Invention of the World Wide Web
A Communications Transformation
Unleashing Real Freedom of Speech
At 01:37 GMT in the afternoon of August 6th 1991, Oxford physics graduate, Tim Berners-Lee, posted the first ever Web page on what was to become the World Wide Web. In it he instructed readers how to set up their own Web pages which would be accessible to anyone connected to the, then relatively unknown, Internet. The Internet is a community of computer users who linked their computers together to share information. He also offered hypertext links to other sites simply by clicking on the Web page address.
Berner-Lee never made any money from his invention. Today he is lives, in relative anonymity, in America where he is a campaigner for freedom of information.

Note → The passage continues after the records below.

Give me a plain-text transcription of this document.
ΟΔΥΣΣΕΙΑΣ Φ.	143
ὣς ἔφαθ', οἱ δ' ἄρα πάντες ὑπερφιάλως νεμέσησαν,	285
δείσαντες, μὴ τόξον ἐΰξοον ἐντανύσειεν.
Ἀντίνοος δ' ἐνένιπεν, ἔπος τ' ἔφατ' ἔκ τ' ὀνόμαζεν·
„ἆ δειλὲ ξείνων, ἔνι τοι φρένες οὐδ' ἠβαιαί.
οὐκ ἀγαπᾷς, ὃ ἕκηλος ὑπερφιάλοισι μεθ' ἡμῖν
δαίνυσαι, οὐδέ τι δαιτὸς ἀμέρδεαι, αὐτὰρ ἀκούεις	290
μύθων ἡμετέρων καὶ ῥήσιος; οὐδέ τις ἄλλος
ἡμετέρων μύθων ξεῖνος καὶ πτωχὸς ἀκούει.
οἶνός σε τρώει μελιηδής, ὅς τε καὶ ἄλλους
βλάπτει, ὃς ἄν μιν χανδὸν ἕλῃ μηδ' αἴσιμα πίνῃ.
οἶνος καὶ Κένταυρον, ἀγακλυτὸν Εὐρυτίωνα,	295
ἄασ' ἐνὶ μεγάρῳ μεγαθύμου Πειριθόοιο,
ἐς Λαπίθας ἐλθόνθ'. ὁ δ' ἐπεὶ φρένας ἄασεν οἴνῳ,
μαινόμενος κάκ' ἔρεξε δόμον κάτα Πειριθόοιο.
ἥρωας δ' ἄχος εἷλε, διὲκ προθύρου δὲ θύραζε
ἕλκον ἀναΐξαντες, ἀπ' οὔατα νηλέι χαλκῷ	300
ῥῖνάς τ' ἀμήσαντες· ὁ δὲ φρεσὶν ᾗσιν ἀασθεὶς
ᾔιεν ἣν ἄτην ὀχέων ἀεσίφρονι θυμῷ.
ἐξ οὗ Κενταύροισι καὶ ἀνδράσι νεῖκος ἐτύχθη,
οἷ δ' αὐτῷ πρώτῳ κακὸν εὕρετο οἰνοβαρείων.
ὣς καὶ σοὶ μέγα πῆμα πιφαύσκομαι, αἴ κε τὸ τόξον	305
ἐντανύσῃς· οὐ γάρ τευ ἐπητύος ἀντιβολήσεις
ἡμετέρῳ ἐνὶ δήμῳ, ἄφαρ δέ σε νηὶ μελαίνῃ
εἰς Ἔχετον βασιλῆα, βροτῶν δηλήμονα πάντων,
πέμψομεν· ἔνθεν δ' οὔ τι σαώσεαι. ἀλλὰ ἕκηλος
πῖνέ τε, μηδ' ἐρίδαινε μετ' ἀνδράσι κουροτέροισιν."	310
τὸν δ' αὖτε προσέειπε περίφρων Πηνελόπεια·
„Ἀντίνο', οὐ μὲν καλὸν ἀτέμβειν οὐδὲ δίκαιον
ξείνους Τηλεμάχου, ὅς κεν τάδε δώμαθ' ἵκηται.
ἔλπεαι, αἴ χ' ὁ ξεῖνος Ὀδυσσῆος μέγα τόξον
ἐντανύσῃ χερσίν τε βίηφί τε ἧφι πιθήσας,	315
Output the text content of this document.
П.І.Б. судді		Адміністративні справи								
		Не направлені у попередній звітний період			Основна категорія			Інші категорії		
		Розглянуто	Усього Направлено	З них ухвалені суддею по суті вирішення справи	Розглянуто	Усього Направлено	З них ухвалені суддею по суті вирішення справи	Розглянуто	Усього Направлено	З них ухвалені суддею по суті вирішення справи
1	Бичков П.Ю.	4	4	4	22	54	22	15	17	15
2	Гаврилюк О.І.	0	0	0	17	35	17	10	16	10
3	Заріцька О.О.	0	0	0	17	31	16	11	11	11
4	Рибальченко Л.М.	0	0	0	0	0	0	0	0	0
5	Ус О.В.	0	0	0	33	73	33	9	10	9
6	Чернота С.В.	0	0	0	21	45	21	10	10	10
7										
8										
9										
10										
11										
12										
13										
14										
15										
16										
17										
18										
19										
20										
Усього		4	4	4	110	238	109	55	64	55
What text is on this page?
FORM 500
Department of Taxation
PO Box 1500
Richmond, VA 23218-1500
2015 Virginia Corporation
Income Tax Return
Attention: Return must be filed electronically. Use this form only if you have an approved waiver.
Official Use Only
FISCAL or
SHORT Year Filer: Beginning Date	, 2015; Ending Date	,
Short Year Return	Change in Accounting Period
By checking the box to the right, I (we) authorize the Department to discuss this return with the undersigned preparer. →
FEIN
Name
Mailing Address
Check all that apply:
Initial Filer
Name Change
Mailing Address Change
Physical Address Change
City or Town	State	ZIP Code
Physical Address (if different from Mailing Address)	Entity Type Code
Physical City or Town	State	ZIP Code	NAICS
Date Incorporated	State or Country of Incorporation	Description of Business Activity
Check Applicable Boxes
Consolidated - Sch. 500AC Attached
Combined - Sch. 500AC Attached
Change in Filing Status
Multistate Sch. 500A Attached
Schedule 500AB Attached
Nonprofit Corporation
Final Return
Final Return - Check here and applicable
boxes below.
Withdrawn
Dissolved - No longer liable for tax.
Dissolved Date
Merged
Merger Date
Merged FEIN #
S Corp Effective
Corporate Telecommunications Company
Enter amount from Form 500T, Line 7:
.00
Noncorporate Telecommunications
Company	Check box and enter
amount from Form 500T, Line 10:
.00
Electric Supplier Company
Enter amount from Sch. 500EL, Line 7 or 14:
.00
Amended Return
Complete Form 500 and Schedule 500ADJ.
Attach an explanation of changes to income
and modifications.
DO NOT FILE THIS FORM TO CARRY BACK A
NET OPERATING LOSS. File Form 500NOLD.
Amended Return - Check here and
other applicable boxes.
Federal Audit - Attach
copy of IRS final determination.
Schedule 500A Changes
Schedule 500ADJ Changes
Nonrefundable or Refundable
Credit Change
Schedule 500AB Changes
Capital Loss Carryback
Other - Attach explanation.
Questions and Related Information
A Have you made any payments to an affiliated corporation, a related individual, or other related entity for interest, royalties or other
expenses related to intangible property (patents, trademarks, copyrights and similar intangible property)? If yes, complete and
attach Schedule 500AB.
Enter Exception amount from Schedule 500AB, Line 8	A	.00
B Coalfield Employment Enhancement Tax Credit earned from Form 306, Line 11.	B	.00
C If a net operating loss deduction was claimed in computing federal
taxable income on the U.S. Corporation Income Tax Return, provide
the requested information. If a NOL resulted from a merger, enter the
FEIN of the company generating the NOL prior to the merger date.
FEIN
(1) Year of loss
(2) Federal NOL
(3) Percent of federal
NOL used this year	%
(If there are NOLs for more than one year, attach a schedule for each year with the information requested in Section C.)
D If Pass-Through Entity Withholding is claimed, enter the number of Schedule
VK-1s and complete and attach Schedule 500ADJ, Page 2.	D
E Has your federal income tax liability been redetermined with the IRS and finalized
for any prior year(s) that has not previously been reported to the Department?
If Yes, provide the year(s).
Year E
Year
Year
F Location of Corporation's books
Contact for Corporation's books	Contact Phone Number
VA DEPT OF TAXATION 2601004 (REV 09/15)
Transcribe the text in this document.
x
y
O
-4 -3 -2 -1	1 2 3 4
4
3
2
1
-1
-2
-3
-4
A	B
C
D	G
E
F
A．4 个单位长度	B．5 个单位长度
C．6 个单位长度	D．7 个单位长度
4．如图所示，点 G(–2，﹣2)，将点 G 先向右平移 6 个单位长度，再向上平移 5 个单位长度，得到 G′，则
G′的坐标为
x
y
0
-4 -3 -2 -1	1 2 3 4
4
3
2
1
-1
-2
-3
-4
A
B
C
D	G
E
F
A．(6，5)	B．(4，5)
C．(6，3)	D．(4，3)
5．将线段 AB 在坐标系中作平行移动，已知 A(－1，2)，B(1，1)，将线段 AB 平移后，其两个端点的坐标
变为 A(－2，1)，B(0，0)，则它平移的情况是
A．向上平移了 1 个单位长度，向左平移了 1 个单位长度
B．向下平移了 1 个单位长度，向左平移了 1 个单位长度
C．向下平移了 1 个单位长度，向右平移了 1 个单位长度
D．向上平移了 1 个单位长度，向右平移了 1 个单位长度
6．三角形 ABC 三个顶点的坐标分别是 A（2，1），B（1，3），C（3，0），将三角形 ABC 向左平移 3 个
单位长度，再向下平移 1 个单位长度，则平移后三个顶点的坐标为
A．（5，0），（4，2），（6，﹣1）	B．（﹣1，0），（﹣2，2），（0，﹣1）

Meanwhile, the World Wide Web is used by billions of people, every moment of every day, in every corner of the world. The World Wide Web has changed the world even more than the telephone. Nearly all the knowledge in the world is constantly available online.
Baroness Susan Greefield, a neuroscientist, expounds the vast knowledge available on the Web and considers that we are now all "answer rich", She tempers this with the question: "If we are all answer rich, are we now question poor".
The very empowerment that the Web brings is also it's downside. With freedom of information comes pornography, political extremism, violence, piracy, defamation, disinformation, and more. You can say, or contradict, anything you like on the Web. The wealth of information is often overwhelming, but once the genie is out of the bottle, there's no turning back.